Anonymous wrote:For those that are (or know) adult siblings who are not close, how are their relationships with their parents?
The adult families I know, it's not just the siblings who aren't close, it's the whole family. And, from what I've seen, it's because the parents weren't particularly emotive with their feelings, which left the kids being that way too.
I've never met a family where all the adult siblings have a great relationship with their parents, yet the siblings do not with each other. Except for some sort of major incident that tears them apart later, like lending a brother money that never gets returned or something like that that causes an immediate problem.

Anonymous wrote:I dunno--I don't like thinking of siblings as something you give your child. I have a sibling, but my parents didn't have him because they wanted me to have a sibling, but because they wanted another child and felt they could care for one. Frankly, I would have been perfectly happy as an only child. You never know if your kids will get along or not.
My brother and I were playmates when we were younger, but now we're not close and we have basically nothing in common. He has ASD and some other issues and I will probably have to take care of him to one degree or another for the rest of his life.

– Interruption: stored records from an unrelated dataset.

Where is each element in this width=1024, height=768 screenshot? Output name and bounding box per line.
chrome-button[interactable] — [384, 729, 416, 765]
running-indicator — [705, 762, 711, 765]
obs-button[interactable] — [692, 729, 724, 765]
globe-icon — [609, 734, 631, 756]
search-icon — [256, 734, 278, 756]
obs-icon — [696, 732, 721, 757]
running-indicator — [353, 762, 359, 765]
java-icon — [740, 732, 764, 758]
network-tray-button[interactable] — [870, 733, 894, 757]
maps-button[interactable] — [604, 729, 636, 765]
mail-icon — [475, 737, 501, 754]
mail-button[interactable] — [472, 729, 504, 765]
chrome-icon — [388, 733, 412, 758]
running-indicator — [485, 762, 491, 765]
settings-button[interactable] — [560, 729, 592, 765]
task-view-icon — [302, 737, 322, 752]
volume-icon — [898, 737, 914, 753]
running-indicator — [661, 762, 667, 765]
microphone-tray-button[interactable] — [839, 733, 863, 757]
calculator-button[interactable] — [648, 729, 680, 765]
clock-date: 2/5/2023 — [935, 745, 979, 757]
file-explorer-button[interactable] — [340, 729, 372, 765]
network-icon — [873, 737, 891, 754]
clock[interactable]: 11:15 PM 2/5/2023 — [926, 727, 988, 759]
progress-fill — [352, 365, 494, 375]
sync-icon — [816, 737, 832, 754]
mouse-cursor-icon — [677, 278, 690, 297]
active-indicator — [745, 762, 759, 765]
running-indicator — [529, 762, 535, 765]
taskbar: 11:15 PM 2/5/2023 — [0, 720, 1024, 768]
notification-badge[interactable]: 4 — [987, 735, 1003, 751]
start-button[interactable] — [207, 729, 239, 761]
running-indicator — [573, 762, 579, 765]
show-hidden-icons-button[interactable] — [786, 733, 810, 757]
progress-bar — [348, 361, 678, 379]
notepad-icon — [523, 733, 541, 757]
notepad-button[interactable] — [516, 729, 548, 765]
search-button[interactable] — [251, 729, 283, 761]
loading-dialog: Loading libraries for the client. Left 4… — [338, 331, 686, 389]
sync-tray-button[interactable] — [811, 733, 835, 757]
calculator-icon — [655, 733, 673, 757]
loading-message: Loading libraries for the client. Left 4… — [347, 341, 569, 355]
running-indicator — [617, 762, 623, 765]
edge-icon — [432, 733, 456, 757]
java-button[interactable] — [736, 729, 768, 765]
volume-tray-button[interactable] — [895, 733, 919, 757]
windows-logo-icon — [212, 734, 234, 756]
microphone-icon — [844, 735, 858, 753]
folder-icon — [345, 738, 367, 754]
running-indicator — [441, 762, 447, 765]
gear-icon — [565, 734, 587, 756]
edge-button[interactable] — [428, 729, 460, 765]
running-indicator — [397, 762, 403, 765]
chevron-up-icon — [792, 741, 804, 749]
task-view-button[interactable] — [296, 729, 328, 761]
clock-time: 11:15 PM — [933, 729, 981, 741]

I was a good kid--did well in school, no behavior issues, but I was frustrated growing up because his issues took up so much of my parents' attention and time. They were constantly looking for activities or things to help him, and he would get things that I really wanted (that he didn't want or appreciate) like music lessons.

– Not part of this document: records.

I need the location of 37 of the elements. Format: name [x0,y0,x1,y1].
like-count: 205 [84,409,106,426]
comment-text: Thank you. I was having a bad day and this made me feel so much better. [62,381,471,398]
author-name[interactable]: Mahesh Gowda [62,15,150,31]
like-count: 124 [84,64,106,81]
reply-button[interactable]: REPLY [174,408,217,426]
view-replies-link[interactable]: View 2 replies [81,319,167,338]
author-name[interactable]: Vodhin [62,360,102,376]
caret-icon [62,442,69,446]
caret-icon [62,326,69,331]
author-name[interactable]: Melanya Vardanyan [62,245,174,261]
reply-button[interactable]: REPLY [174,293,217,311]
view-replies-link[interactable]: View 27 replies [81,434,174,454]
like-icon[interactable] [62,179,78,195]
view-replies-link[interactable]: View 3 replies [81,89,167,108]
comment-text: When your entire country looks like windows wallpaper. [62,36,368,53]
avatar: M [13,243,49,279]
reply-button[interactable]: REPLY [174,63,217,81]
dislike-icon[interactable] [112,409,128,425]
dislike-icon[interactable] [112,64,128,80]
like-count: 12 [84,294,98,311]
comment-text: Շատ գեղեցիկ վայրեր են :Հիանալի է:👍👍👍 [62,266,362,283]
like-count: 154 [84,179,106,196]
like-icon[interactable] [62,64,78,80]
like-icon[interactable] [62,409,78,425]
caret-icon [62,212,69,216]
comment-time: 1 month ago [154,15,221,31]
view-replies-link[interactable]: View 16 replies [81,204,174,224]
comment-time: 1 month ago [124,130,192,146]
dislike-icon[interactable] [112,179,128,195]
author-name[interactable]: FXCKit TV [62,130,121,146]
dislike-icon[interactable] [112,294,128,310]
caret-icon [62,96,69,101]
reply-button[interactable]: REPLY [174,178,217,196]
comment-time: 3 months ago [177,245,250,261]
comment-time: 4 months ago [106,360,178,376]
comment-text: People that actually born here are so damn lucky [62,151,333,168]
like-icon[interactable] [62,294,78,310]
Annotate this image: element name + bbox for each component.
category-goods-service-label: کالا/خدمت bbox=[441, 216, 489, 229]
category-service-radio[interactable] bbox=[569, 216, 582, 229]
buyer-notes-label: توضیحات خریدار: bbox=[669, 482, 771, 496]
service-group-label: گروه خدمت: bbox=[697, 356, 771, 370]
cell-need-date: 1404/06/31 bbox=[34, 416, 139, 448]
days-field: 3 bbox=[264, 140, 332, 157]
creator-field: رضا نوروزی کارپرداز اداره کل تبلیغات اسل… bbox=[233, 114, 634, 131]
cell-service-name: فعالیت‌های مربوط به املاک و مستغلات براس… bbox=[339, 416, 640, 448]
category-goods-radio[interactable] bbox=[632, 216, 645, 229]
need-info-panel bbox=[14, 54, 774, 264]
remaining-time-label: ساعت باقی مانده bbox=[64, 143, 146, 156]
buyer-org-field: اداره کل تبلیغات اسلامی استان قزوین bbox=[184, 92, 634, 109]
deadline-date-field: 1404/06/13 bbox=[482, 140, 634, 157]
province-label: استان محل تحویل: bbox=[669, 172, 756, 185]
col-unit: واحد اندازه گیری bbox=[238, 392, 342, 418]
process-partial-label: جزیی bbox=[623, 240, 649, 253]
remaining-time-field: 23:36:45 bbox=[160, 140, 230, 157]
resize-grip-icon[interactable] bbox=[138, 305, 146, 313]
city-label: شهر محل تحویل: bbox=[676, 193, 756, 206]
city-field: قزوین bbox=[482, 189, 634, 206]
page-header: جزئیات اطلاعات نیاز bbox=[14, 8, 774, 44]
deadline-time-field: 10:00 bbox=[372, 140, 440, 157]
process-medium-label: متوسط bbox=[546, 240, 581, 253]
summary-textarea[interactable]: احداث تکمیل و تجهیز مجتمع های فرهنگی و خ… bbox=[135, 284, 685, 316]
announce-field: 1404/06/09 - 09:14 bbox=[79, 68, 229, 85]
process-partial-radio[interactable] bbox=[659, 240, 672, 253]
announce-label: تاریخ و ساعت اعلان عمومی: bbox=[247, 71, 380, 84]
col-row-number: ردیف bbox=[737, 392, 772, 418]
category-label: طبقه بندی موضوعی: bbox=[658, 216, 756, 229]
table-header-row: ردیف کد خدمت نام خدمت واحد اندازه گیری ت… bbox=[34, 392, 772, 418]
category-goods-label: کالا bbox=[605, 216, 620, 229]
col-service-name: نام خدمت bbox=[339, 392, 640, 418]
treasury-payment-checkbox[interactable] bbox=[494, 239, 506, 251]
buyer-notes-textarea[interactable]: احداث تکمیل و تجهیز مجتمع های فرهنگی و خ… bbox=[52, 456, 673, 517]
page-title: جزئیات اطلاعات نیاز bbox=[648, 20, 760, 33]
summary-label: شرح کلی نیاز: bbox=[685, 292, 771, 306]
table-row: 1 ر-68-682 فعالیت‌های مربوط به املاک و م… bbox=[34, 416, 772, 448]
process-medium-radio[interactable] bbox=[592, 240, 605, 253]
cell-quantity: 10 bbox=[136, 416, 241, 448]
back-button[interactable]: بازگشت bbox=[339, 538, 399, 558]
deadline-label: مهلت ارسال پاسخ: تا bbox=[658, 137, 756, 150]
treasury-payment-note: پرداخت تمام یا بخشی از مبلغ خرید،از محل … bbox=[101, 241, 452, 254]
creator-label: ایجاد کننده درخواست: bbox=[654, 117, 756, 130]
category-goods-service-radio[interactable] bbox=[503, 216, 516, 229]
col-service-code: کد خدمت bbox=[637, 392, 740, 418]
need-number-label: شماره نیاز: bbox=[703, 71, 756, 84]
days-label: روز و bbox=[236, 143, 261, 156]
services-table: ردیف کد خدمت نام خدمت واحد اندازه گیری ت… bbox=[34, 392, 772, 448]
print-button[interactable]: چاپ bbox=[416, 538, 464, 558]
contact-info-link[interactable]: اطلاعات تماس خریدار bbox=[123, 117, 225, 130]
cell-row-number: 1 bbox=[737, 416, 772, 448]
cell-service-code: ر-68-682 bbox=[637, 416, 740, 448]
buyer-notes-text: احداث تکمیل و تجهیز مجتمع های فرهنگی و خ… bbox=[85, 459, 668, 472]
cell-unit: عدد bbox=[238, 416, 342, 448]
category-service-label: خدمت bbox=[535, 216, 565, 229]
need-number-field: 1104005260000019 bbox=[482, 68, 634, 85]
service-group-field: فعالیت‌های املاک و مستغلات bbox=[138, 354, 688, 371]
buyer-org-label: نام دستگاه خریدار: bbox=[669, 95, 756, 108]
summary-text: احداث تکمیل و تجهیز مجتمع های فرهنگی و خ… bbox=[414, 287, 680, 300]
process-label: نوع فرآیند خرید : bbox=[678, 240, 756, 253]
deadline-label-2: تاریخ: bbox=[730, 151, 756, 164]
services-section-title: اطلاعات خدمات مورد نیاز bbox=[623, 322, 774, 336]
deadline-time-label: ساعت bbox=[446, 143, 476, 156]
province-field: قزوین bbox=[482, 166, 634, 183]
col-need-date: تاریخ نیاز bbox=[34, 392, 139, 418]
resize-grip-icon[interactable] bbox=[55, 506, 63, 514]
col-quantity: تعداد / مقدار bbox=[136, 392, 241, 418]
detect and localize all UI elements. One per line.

We now have one child and while my husband would theoretically like to have more (he is one of four) I don't think it's in the cards for us for a variety of reasons. But I don't think my child is deprived--we'll have to make more of an effort to facilitate friendships and social stuff, but she's an outgoing little kid and I think she'll be fine. And I feel like our family is whole, not incomplete. She fills my heart, and our little family is a blessing to me. Why would I focus on what I don't have instead of the amazing little girl I do have?

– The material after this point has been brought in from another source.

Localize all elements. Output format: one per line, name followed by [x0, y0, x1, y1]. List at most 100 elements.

Anonymous wrote:It hit me hard one day when I took my one-year-old to the park, and there was only one other kid there, a boy about 6 or 7 years old, and the mom was sitting on the bench reading a book, while the boy played by himself. I suddenly realized that will likely be my kid: no built-in playmates.
Then again, my brother was 6 years older than me, so we didn't play together very often. I remember some lonely days, but I also remember playing with friends almost every single day. But, yeah, I feel sad about it a lot.